Fatalny to był tydzień dla kibiców A's. Po poniedziałkowej porażce as Chris Bassitt został trafiony piłką w twarz i musiał opuścić boisko w drugim inningu. Na szczęście wygląda na to, że miotacz wyjdzie z tego cały, ale nie spodziewam się szybkiego powrotu do gry. Zawodnikom A's ciężko było się skupić na meczu i White Sox zdominowali to spotkanie. Dzień później drużyna była gotowa do walki, ale przegrała 2-3 po zaciętym spotkaniu. Ostatniego dnia udało się wygrać ostatnie spotkanie i uratować się przed sweepem. Następnie przyszła pora na serię z Giants. Pierwszy mecz wygrany, ale dwa kolejne spotkania zakończyły się boleśnie źle. Najpierw roztrwoniliśmy przewagę 3 runów, następnego dnia zrobiło się 1-2 z 1-0 w ósmym inningu i kolejna porażka.

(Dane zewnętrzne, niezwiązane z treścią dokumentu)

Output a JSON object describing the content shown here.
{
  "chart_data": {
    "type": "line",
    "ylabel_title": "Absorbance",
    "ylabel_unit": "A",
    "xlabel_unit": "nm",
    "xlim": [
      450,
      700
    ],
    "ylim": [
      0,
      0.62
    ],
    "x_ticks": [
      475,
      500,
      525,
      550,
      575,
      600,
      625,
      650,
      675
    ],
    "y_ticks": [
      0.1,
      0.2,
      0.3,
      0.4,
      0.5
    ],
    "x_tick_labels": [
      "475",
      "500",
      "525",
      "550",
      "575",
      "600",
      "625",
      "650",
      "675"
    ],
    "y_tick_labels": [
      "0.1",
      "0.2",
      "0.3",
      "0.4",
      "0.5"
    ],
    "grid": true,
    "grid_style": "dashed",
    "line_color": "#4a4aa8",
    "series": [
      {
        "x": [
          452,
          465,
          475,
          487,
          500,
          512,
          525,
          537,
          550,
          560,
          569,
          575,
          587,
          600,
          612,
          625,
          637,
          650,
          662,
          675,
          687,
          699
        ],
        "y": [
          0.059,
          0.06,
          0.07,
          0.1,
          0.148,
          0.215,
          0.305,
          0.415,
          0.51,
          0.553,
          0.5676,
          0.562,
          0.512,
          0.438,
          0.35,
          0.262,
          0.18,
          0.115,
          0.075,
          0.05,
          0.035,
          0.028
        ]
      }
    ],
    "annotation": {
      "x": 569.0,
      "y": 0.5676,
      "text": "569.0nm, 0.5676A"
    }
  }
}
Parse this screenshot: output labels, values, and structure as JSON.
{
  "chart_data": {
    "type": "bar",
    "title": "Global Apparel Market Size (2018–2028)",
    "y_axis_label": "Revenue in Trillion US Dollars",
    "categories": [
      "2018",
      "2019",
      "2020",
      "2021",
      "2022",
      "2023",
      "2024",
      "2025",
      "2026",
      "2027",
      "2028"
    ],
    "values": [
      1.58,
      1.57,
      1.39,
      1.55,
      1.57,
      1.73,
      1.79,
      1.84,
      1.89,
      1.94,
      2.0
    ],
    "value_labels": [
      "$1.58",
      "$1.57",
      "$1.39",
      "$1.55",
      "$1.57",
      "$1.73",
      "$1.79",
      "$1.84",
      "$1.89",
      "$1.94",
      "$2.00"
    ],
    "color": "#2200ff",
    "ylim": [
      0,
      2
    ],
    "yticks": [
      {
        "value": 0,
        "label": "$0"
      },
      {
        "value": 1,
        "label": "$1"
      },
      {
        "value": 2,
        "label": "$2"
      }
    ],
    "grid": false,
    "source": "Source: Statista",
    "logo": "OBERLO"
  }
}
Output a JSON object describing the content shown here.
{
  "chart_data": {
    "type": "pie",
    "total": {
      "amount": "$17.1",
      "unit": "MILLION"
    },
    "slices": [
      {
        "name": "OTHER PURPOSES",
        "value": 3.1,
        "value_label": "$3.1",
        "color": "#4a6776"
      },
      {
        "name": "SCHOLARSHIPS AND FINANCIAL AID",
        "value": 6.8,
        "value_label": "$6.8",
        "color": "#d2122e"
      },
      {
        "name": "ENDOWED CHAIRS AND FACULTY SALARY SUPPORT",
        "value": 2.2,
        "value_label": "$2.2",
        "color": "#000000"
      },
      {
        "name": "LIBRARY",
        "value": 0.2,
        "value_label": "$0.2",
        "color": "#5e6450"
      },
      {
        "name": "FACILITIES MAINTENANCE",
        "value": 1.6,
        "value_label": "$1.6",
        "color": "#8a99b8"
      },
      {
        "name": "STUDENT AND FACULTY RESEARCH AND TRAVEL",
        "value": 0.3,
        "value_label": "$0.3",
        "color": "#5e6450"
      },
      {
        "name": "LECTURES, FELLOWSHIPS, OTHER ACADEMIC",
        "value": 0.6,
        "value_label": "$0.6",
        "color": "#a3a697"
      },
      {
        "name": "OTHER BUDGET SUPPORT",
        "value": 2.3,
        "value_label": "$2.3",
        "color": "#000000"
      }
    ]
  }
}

Sytuacja w tabeli jest trudna. Po niedzielnych spotkaniach A's byli na równi z Red Sox w rywalizacji o drugie miejsce Wild Card. Yankees byli w gazie i mieli 2,5 spitkania przewagi nad nami, do Astros traciliśmy 3,5 spotkania. Rywalizacja o Postseason będzie bardzo zacięta i w przyszłym tygodniu mamy świetną okazję do dogonienia Yankees, gramy z nimi 4 spotkania od czwartku. W poniedziałek i wtorek rozegrana zostanie seria z Mariners, trzeba wygrać te 2 spotkania. Margines błędu staje się coraz mniejszy, trzeba zacząć lepiej grać i przestać przegrywać te zacięte spotkania. Drużynę stać na dobre wyniki, ale zbyt często zdarzają się gorsze występy.

Za Bassitta do rotacji wskoczył Paul Blackburn, który dalej jest częścią organizacji. Myślałem, że będzie to Jefferies, ale drużyna wybrała inaczej. Do ofensywy wrócił Pinder, początkowo do AAA odesłany został Seth Brown, ale w drodze do Las Vegas musiał zawrócić, bo Stephen Piscotty trafił na IL. Okazuje się, że od początku sezonu ma problemy z nadgarstkiem, co częściowo wyjaśnia jego słabą formę.

Mam dużo przemyśleń odnośnie składu. Teraz wygląda na to, że rzeczywiście brakuje jeszcze jednego dominatora w bullpen, taki Richard Rodriguez być może mógłby powstrzymać ekipę od jakiejś porażki, ale teraz to tylko gdybanie. Puk, Chafin i Trivino potrafią dominować nad pałkarzami i każdy miotacz zalicza earned runy. Szkoda, że te gorsze występy przytafiły im się teraz w środku walki o Postseason. Ten sezon jest bardzo trudny mimo niezłego rekordu i ta sytuacja z Bassittem jest kolejnym niefortunnym wydarzeniem. Mam nadzieję, że on jak i drużyna podniosą się i zaliczają świetny tydzień, w którym A's umocnią się w walce o Postseason. Jeśli będziemy bardzo często wygrywać, tabela będzie wyglądała coraz lepiej. Go A's!!!!!!!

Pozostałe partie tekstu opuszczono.